JEAN-CHRISTOPHE BAILLY
Un arbre en mai
"Qu’est-ce à dire ? Un essai, un essai sur Mai 68 ou sur la distance qui nous en sépare ? Non, pas cela, pas cette fois-ci. Une visite, plutôt. Ou un retour vers l’amont, c’est-à-dire aussi vers la jeunesse et vers le temps perdu, vers un nœud qui se fit à un moment donné dans ce temps, et par lequel nous eûmes l’impression de basculer dans un autre temps, appelé lui aussi à se perdre, mais plus lentement et selon d’autres rythmes et d’autres textures."

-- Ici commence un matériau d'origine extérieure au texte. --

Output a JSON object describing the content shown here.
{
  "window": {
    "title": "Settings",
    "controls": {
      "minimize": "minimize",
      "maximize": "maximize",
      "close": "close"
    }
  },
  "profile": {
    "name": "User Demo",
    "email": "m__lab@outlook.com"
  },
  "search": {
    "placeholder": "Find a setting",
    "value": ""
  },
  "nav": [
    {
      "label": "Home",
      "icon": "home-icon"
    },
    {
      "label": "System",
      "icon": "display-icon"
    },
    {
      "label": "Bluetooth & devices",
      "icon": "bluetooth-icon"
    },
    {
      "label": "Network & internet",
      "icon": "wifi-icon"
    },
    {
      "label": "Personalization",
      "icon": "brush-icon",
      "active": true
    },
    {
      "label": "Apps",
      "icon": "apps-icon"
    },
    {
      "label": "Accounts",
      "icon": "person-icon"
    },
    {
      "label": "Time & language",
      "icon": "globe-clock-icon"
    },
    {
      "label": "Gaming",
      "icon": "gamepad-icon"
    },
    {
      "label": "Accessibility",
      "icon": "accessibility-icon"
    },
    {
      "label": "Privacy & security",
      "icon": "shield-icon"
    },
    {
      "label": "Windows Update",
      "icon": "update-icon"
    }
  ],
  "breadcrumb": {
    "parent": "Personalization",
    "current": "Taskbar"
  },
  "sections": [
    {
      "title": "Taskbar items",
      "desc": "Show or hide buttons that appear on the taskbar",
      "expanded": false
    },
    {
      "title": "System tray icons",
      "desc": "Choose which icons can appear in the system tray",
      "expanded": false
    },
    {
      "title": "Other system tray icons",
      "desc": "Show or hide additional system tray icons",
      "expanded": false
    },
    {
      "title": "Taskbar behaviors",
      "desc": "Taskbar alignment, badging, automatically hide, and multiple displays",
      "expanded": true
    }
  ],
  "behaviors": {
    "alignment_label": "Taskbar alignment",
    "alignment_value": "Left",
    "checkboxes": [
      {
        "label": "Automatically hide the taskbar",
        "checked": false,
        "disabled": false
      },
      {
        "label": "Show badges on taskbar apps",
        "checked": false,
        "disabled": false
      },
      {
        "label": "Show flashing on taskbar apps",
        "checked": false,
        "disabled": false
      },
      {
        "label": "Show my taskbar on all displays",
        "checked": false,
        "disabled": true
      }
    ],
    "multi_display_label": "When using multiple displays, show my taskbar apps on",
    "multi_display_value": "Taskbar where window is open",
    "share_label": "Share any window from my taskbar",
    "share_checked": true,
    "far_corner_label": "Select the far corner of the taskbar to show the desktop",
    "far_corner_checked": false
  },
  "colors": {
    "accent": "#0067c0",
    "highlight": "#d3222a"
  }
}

"Nous voulions exister, nous voulions que la joie d’exister qui était la nôtre soit proférée et connue, qu’elle soit reçue comme un droit : par-delà toutes les explications qui les inscrivent dans des logiques purement politiques ou économiques, les événements de Mai resteraient incompréhensibles si l’on ne faisait pas la part, en eux, de cette pure violence de sursaut, de cette éruption quasi biologique d’une jeunesse prenant ingénument conscience de sa force."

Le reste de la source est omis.